Ask away …
Now earlier on, I said that science ask questions about the “world around us”. That needs a bit more clarification. There are lots of things happening around us that are not particularly suited to the kinds of investigations we do in science.
It’s not the first job of science to tell you how to organise a birthday party nor to say how much a country should spend on its navy nor even to tell you whether or not it’s not cool to wear sandals with socks.
But scientists can have hobbies and opinions outside their science of course. For example many people including scientists are interested in the history of science, and who is and who has been influential in the scientific world.
Spotlight on Mary Anning
The video below tells the story of Mary Anning – a very highly regarded palaeontologist. In her own time, Mary wasn’t given credit for her work and she struggled to get her voice heard. The information in this video has come from historical knowledge about who Mary was and what she did. And the observations and analysis that Mary Anning carried out – well that’s science! She made countless observations of fossils she found on beaches near her home to come up with ideas about what kinds of animals once lived there. By the way, Mary Anning is on the curriculum for primary science so a good scientist to include in your lessons.
Questions and topics ‘in’ science include the kinds of questions you ask while you’re doing science in practice together with the kinds of ideas that scientists ask. So ‘What’s my hypothesis’ and ‘Do lemons float?’ are questions ‘in’ science. Questions ‘about’ science include questions like, ‘Why do people say that Galileo is the father of science?’ and ‘Can science answer every question we come up with?’
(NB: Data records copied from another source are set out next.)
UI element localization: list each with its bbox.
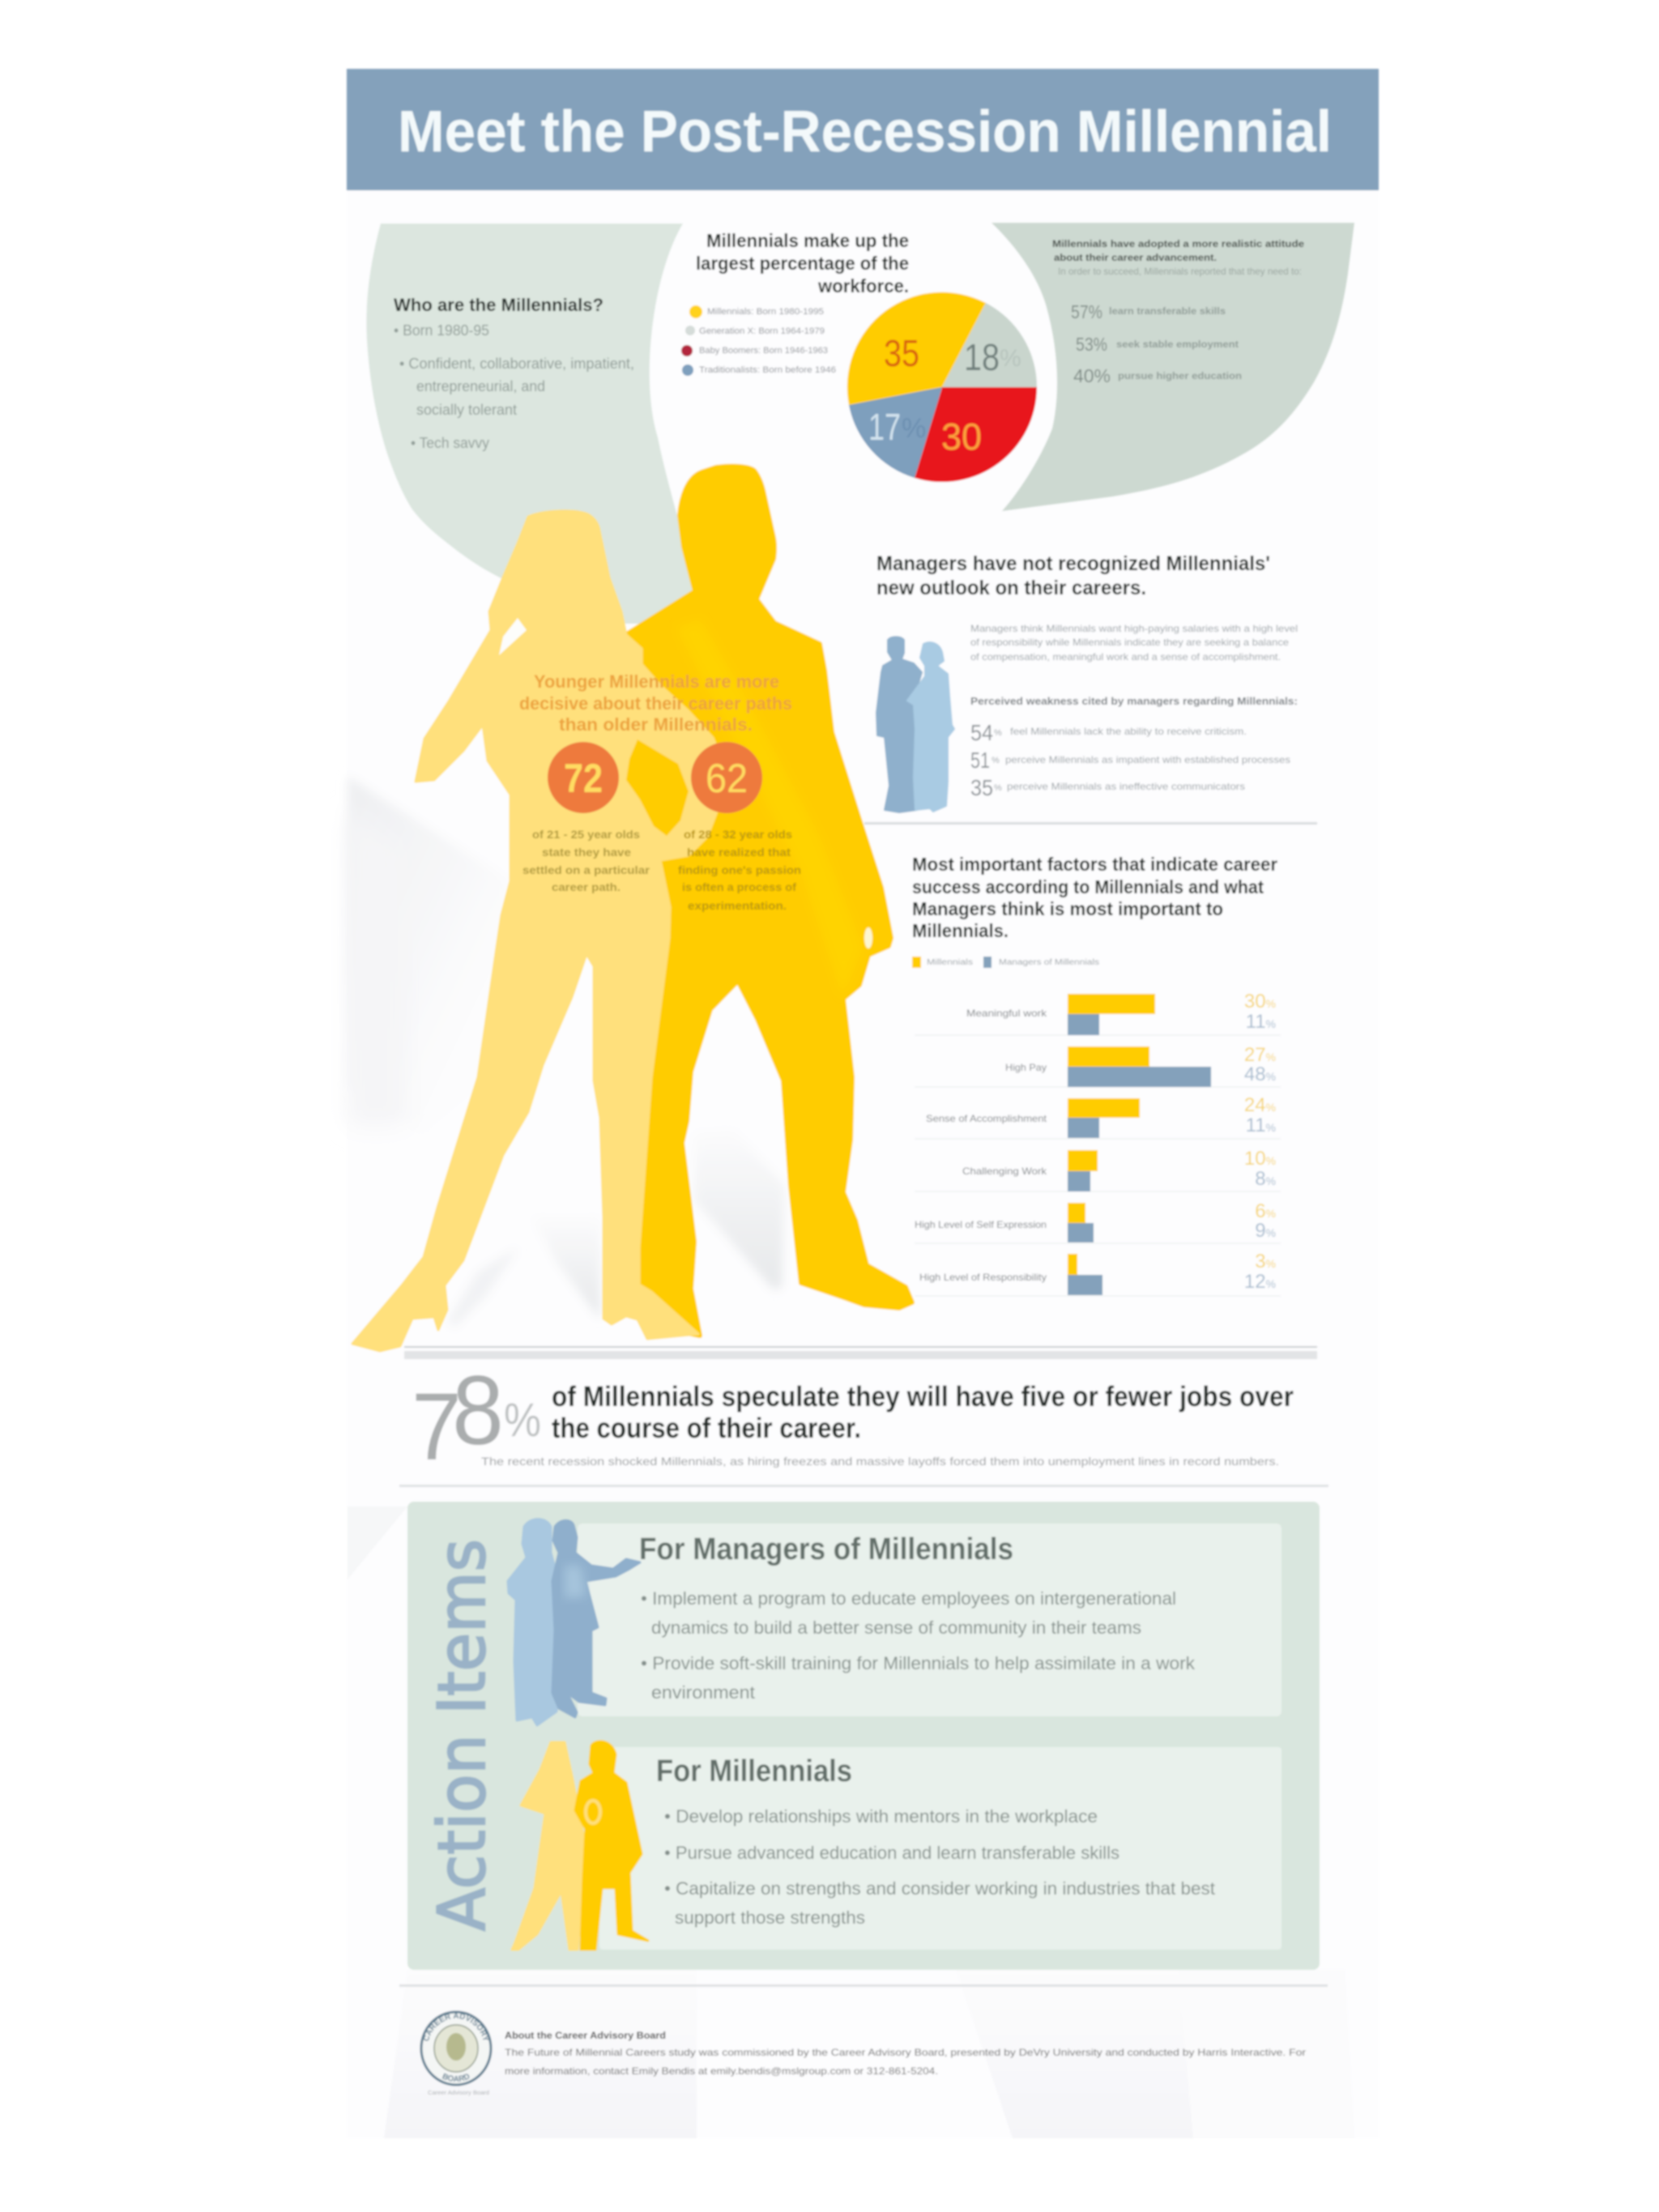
panel: who are the Millennials [366, 224, 709, 624]
pie chart [847, 292, 1037, 482]
bar labels: Challenging Work [962, 1166, 1047, 1177]
heading: younger Millennials: decisive about their career paths [519, 693, 792, 714]
box: for Millennials [599, 1747, 1282, 1950]
value: 18%: 18 [964, 336, 1000, 378]
icon: managers figures [508, 1519, 640, 1725]
list: Millennial actions: support those strengths [675, 1907, 865, 1928]
icon: Career Advisory Board seal: BOARD [441, 2072, 470, 2082]
list: Millennial actions: • Pursue advanced education and learn transferable skills [664, 1843, 1120, 1863]
subheading: perceived weakness: Perceived weakness cited by managers regarding Millennials: [970, 695, 1298, 707]
box: for managers [578, 1524, 1282, 1716]
bar labels: High Level of Responsibility [919, 1272, 1047, 1283]
text: managers paragraph: of responsibility while Millennials indicate they are seeking a balance [970, 637, 1289, 648]
bars: challenging work [1068, 1150, 1098, 1191]
icon: Career Advisory Board seal: Career Advisory Board [428, 2091, 489, 2096]
bar values: Millennials: 10% [1244, 1148, 1276, 1170]
heading: workforce: workforce. [817, 275, 909, 296]
icon: Career Advisory Board seal: CAREER ADVISORY [423, 2012, 489, 2042]
text: 62 percent description: finding one's passion [678, 863, 801, 876]
statistic: 40%: pursue higher education [1118, 370, 1242, 381]
heading: career success factors: Managers think is most important to [912, 898, 1223, 919]
text: 72 percent description: settled on a particular [522, 863, 650, 876]
list: Millennial actions [664, 1806, 1215, 1928]
heading: younger Millennials [519, 671, 792, 735]
list: traits [394, 322, 634, 451]
heading: younger Millennials: than older Millennials. [559, 714, 753, 735]
bar values: Managers: 11% [1246, 1011, 1276, 1033]
statistic: 53% [1076, 334, 1239, 355]
value: 78%: % [504, 1394, 541, 1447]
statistic: 57%: learn transferable skills [1109, 305, 1226, 317]
bars: sense of accomplishment [1068, 1098, 1140, 1138]
heading: career success factors: success according to Millennials and what [912, 876, 1264, 897]
bar labels: High Pay [1005, 1062, 1047, 1073]
bars: high pay [1068, 1046, 1211, 1087]
figure: woman silhouette [352, 511, 729, 1351]
bars: meaningful work [1068, 994, 1155, 1035]
panel: realistic attitude [992, 223, 1354, 511]
bar labels: Meaningful work [966, 1008, 1047, 1019]
bar labels: Sense of Accomplishment [926, 1113, 1047, 1124]
hand gap [864, 927, 872, 948]
statistic: 51%: perceive Millennials as impatient with established processes [1005, 754, 1290, 765]
text: managers paragraph: of compensation, meaningful work and a sense of accomplishment. [970, 651, 1281, 663]
heading: five or fewer jobs: of Millennials speculate they will have five or fewer jobs over [552, 1381, 1294, 1413]
title banner [347, 69, 1379, 190]
value: 30%: 30 [941, 416, 982, 458]
statistic: 57% [1071, 301, 1226, 322]
bars: responsibility [1068, 1254, 1102, 1295]
bar values: Millennials: 30% [1244, 991, 1276, 1012]
heading: younger Millennials: Younger Millennials are more [534, 671, 779, 692]
bar labels: High Level of Self Expression [915, 1219, 1047, 1230]
bar values: Managers: 11% [1246, 1115, 1276, 1136]
list: Millennial actions: • Capitalize on strengths and consider working in industries that best [664, 1878, 1215, 1899]
arm gap [499, 618, 527, 655]
statistic: 54%: feel Millennials lack the ability to receive criticism. [1010, 726, 1247, 737]
heading: managers outlook [876, 552, 1270, 599]
section: 78 percent statistic [412, 1355, 1294, 1481]
heading: career success factors [912, 854, 1277, 941]
statistic: 54%: 54 [970, 720, 993, 745]
heading: five or fewer jobs [552, 1381, 1294, 1444]
value: 17%: % [902, 413, 926, 444]
bar values: Millennials [1244, 991, 1276, 1272]
legend: workforce generations: Generation X: Born 1964-1979 [699, 326, 825, 336]
legend: workforce generations: Millennials: Born 1980-1995 [707, 307, 824, 317]
heading: workforce: largest percentage of the [696, 253, 909, 274]
statistic: 40%: 40% [1073, 365, 1111, 386]
bar values: Millennials: 27% [1244, 1044, 1276, 1066]
list: traits: • Tech savvy [411, 435, 489, 451]
statistic: 51% [970, 748, 1290, 773]
statistic: 35%: % [994, 783, 1002, 793]
statistic: 51%: 51 [970, 748, 990, 773]
statistic: 35%: perceive Millennials as ineffective communicators [1007, 781, 1245, 792]
callout: younger Millennials [519, 671, 801, 912]
legend: bar chart [912, 957, 1099, 968]
statistic: 35%: 35 [970, 775, 993, 800]
bar values: Managers: 12% [1244, 1271, 1276, 1293]
torso gap showing man [626, 739, 689, 836]
value: 78% [412, 1355, 541, 1481]
text: 62 percent description [678, 828, 801, 912]
icon: Career Advisory Board seal [419, 2010, 493, 2096]
heading: who are the Millennials: Who are the Millennials? [394, 295, 603, 315]
list: manager actions: • Provide soft-skill training for Millennials to help assimilate in a work [641, 1653, 1196, 1673]
section: career success factors [912, 854, 1281, 1297]
bar values: Managers: 8% [1255, 1168, 1276, 1190]
icon: manager silhouettes [876, 637, 954, 812]
background panel [347, 190, 1379, 2138]
value: 78%: 8 [452, 1355, 504, 1465]
text: 62 percent description: have realized that [687, 846, 791, 859]
footer text: The Future of Millennial Careers study was commissioned by the Career Advisory Board, presented by DeVry University and conducted by Harris Interactive. For [505, 2047, 1306, 2058]
legend: workforce generations [681, 305, 836, 376]
bar values: Managers [1244, 1011, 1276, 1293]
legend: workforce generations: Baby Boomers: Born 1946-1963 [699, 346, 828, 356]
bar chart [915, 991, 1281, 1297]
highlight stripe on man [676, 620, 863, 996]
value: 35%: 35 [884, 332, 919, 374]
text: 62 percent description: is often a process of [682, 880, 796, 893]
legend: bar chart: Millennials [927, 958, 973, 967]
list: manager actions [641, 1588, 1196, 1703]
text: managers paragraph: Managers think Millennials want high-paying salaries with a high level [970, 623, 1298, 634]
statistic: 53%: 53% [1076, 334, 1107, 355]
value: 17%: 17 [868, 406, 901, 448]
statistic: 53%: seek stable employment [1116, 339, 1239, 350]
text: 62 percent description: of 28 - 32 year olds [684, 828, 792, 841]
heading: workforce: Millennials make up the [706, 230, 909, 251]
statistic: 72 percent [548, 742, 619, 813]
text: recession note: The recent recession shocked Millennials, as hiring freezes and massive layoffs forced them into unemployment lines in record numbers. [481, 1455, 1279, 1468]
statistic: 54% [970, 720, 1247, 745]
statistic: 54%: % [994, 728, 1002, 738]
statistic: 62 percent: 62 [706, 756, 748, 801]
figure: man silhouette [616, 467, 912, 1336]
statistic: 72 percent: 72 [564, 756, 603, 801]
bar values: Millennials: 24% [1244, 1094, 1276, 1116]
statistic: 35% [970, 775, 1245, 800]
heading: career success factors: Millennials. [912, 920, 1009, 941]
footer text: more information, contact Emily Bendis at emily.bendis@mslgroup.com or 312-861-5204. [505, 2065, 938, 2077]
footer text [505, 2030, 1306, 2077]
statistic: 51%: % [992, 756, 1000, 765]
heading: managers outlook: Managers have not recognized Millennials' [876, 552, 1270, 575]
bar values: Managers: 9% [1255, 1220, 1276, 1242]
heading: for managers: For Managers of Millennials [639, 1532, 1013, 1566]
value: 78%: 7 [412, 1374, 462, 1481]
title: Meet the Post-Recession Millennial [398, 100, 1332, 164]
list: traits: • Confident, collaborative, impatient, [399, 356, 634, 372]
heading: attitude: Millennials have adopted a more realistic attitude [1052, 238, 1304, 249]
legend: workforce generations: Traditionalists: Born before 1946 [699, 365, 836, 375]
legend: bar chart: Managers of Millennials [999, 958, 1099, 967]
heading: managers outlook: new outlook on their careers. [876, 577, 1146, 599]
text: 72 percent description: career path. [552, 880, 621, 893]
list: manager actions: • Implement a program to educate employees on intergenerational [641, 1588, 1176, 1609]
list: traits: • Born 1980-95 [394, 322, 489, 339]
section: managers outlook [876, 552, 1298, 812]
text: 72 percent description: of 21 - 25 year olds [532, 828, 640, 841]
text: 72 percent description: state they have [542, 846, 631, 859]
heading: for Millennials: For Millennials [656, 1754, 852, 1788]
statistic: 40% [1073, 365, 1242, 386]
statistic: 62 percent [691, 742, 762, 813]
value: 18%: % [1000, 345, 1021, 372]
list: Millennial actions: • Develop relationships with mentors in the workplace [664, 1806, 1098, 1826]
heading: workforce [696, 230, 909, 296]
arm loop [586, 1801, 600, 1823]
subheading: attitude: In order to succeed, Millennials reported that they need to: [1058, 266, 1302, 277]
bars: self expression [1068, 1203, 1094, 1242]
heading: five or fewer jobs: the course of their career. [552, 1413, 861, 1444]
footer text: About the Career Advisory Board [505, 2030, 666, 2041]
list: manager actions: environment [651, 1682, 755, 1703]
list: traits: entrepreneurial, and [416, 378, 545, 394]
bar values: Millennials: 6% [1255, 1200, 1276, 1222]
statistic: 57%: 57% [1071, 301, 1102, 322]
icon: Millennials figures [512, 1741, 648, 1950]
bar values: Managers: 48% [1244, 1063, 1276, 1085]
list: traits: socially tolerant [416, 402, 517, 418]
heading: action items: Action Items [424, 1539, 500, 1931]
list: manager actions: dynamics to build a better sense of community in their teams [651, 1617, 1141, 1638]
text: 62 percent description: experimentation. [688, 899, 787, 912]
heading: attitude [1052, 238, 1304, 263]
text: managers paragraph [970, 623, 1298, 663]
bar labels [915, 1008, 1047, 1283]
heading: career success factors: Most important factors that indicate career [912, 854, 1277, 875]
panel: action items [407, 1502, 1320, 1970]
text: 72 percent description [522, 828, 650, 893]
heading: attitude: about their career advancement. [1054, 252, 1217, 263]
bar values: Millennials: 3% [1255, 1251, 1276, 1272]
Take a look at the questions below – decide if they are questions IN science or questions ABOUT science …
Is it true that Newton invented the catflap?
Do these observations indicate a conclusive answer to our question or shall we carry on with the experiment for a while longer?
What can we use in this investigation to measure the lengths of the strands of spaghetti before we test them?
One of my favourite physics investigations is where scientists tested whether it is ever possible to break a piece of spaghetti into two. What do you think they found out?
Now try this …
If you were going to research the life and times of a scientist, which scientists would you want to research and why?